Another long-standing problem in THz spectroscopy is the lack of THz polarization modulators and related optical devices. To tackle this problem, we develop an entirely new approach to the real-time polarization modulation of THz beams using tunable and reconfigurable kirigami plasmonic metasurfaces, achieving polarization rotation as large as 80° and ellipticity up to 40°. Based on these kirigami modulators, another new spectroscopic method – THz circular dichroism (TCD) spectroscopy – is developed and demonstrated on several chemical and biological materials.

Lastly, ultrafast time-resolved infrared spectroscopy for both room temperature and high temperature above 1000 °C is developed to study the optical properties of epitaxial graphene buffer layer on SiC(0001).
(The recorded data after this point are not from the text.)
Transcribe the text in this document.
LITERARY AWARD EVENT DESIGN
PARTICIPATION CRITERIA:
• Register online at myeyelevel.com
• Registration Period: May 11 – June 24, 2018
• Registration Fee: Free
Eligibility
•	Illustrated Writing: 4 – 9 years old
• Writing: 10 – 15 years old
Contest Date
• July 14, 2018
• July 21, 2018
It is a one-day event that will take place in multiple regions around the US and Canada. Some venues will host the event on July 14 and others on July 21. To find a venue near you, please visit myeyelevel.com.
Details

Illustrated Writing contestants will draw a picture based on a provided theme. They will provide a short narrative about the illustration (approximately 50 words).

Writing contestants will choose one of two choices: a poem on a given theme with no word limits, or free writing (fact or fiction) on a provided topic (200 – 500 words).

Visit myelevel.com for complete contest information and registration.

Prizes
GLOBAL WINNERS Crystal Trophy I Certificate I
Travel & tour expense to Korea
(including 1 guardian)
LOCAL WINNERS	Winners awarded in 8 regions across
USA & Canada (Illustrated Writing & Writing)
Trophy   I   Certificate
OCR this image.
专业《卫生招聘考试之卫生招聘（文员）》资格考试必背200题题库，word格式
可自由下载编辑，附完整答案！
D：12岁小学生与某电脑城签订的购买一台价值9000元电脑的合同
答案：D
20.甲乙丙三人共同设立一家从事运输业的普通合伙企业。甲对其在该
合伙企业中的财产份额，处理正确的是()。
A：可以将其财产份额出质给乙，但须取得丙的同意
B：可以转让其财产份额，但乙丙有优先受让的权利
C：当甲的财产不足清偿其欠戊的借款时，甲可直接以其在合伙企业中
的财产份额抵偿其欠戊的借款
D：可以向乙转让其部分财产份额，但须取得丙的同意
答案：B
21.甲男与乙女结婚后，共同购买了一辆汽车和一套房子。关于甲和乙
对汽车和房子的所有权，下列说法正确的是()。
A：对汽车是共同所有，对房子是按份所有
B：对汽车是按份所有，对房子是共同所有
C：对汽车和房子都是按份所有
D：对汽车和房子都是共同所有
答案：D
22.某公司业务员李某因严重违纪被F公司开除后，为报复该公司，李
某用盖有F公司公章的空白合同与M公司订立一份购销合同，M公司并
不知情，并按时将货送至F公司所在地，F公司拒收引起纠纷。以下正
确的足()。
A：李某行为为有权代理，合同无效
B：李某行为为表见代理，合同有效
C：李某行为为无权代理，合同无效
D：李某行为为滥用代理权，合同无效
This novel 2D material exhibits very different optical responses from conventional graphene layers, with a proposed bandgap opening between 2 eV to 2.4 eV due to the interaction with the substrate. The preliminary results also indicate the possibility of its temperature-dependent transition from semiconducting to semimetal form, which is hypothesized to be caused by the decoupling of the buffer layer from the substrate.